Two, there’s a new data profiling task. This does a really nice job of processing a table and doing all the standard data profiling activities. It’s based on something out of Microsoft Research, so it has some pretty cool capabilities, like a pattern recognition function that will spit out regular expressions that match the contents of the column.

Three, since the script will be run through VSTA instead of VSA, it will be pretty easy to create a web service transform. Just create a script component, reference the web service, and all the proxy code will be created for you. (It’s not news that VSTA is replacing VSA, but I hadn’t thought about how that would impact web services until this).

Four, data flow threading will be much better. Previously, a single execution tree was always single threaded. That’s why in 2005, if you have a long chain of synchronous tasks, you may get better performance by introducing a Union All transform into the sequence. It breaks up the execution tree and allows the engine to run multiple threads. In 2008, the data flow engine will be able to introduce new threads itself.

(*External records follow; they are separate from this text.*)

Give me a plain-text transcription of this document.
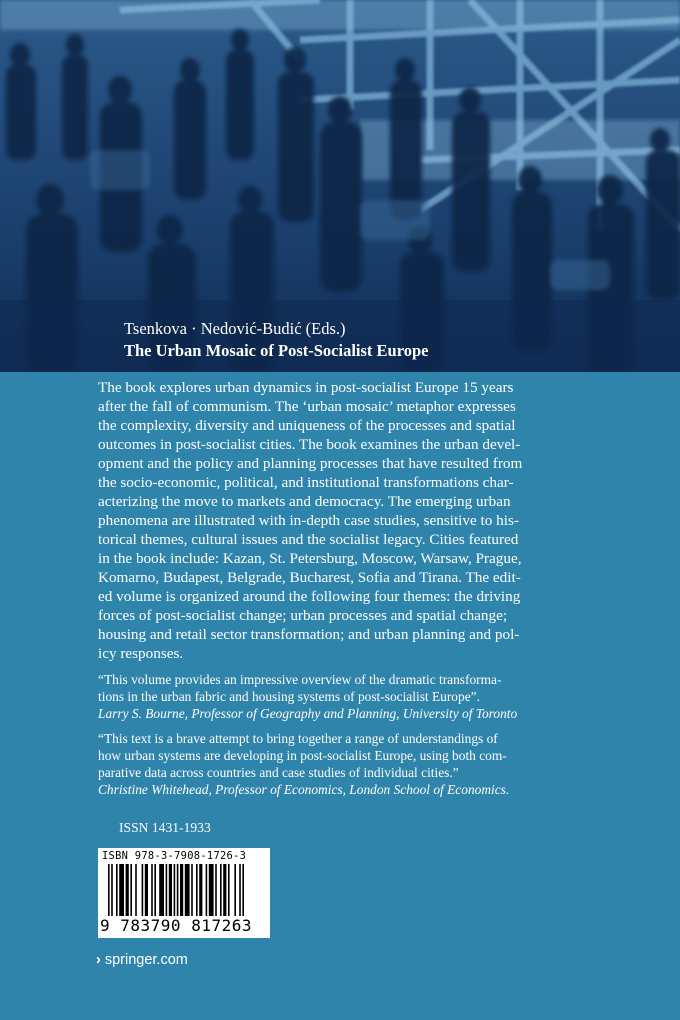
Tsenkova · Nedović-Budić (Eds.)
The Urban Mosaic of Post-Socialist Europe

The book explores urban dynamics in post-socialist Europe 15 years
after the fall of communism. The ‘urban mosaic’ metaphor expresses
the complexity, diversity and uniqueness of the processes and spatial
outcomes in post-socialist cities. The book examines the urban devel-
opment and the policy and planning processes that have resulted from
the socio-economic, political, and institutional transformations char-
acterizing the move to markets and democracy. The emerging urban
phenomena are illustrated with in-depth case studies, sensitive to his-
torical themes, cultural issues and the socialist legacy. Cities featured
in the book include: Kazan, St. Petersburg, Moscow, Warsaw, Prague,
Komarno, Budapest, Belgrade, Bucharest, Sofia and Tirana. The edit-
ed volume is organized around the following four themes: the driving
forces of post-socialist change; urban processes and spatial change;
housing and retail sector transformation; and urban planning and pol-
icy responses.

“This volume provides an impressive overview of the dramatic transforma-
tions in the urban fabric and housing systems of post-socialist Europe”.
Larry S. Bourne, Professor of Geography and Planning, University of Toronto
“This text is a brave attempt to bring together a range of understandings of
how urban systems are developing in post-socialist Europe, using both com-
parative data across countries and case studies of individual cities.”
Christine Whitehead, Professor of Economics, London School of Economics.
ISSN 1431-1933
ISBN 978-3-7908-1726-3
9 783790 817263
› springer.com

Five, there will be a Watson-style dump tool available. It will be invoked automatically on a crash, or you could invoke it on demand. It will dump the current state of the package out to a text file, included variable values, data flow progress, etc.

And finally, lookups are going to be drastically enhanced. They can be sourced from ADO.NET or a flat file. We’ll have the ability to cache the lookups and reuse them across data flows in the same package. We’ll also be able to persist the cache between runs of the package. And, interestingly enough, the persisted file will look a lot like a RAW file. There should be some interesting possibilities in that :) . There will also be a “missed rows” output, instead of having to use the error output to capture records that didn’t have a match.

SQL Server 2008 – Using Merge From SSIS

In my last post, I talked about using the new MERGE statement in SQL Server 2008. It allows you to merge the data in a result set with a table, based on a join condition that you specify. This is a common scenario in data warehousing, where you often need to take a working table and compare it to a target table to determine if a row should inserted, updated, or deleted. This is often the case for dimension table. Currently, there is no SSIS component in the June 2007 CTP that leverages the MERGE statement directly. This post will explore one possible pattern for using MERGE from SSIS.

In SSIS 2005, a commonly used pattern for updating dimension tables was to retrieve all of the rows intended for the dimension table in a data flow via a source component. Then the rows would be run through a lookup component to determine if they existed in the target table. Rows to be updated (those found in the lookup) would be run through an OLE DB Command component. Rows to be inserted would be sent to an OLE DB Destination.

image

In cases where performance is a concern, the OLE DB Command could be replaced with another OLE DB Destination that writes all rows to be updated to a temporary table. In the control flow, an Execute SQL task would issue an UPDATE statement, using the temporary table as a source.

image

To implement this using a MERGE statement, we can modify the second pattern. All rows that are read from the source should be written to a temporary table. Then, the Execute SQL task will be used to run a MERGE statement that uses the temporary table as the source for the merge. The matching of the rows will be done through the join condition in the MERGE statement.

image

Why would using the MERGE statement be better than using the lookup pattern described above? For one thing, the data flow is simpler, with no branches in execution. Also, the data flow only has to write to a single table, instead of two tables. I haven’t done any performance testing on the MERGE statement yet, so I can’t say for certain whether it is faster.

I’m still hoping for a destination component that can be used directly in the data flow to perform the MERGE, but the SSIS team has indicated that it probably won’t happen.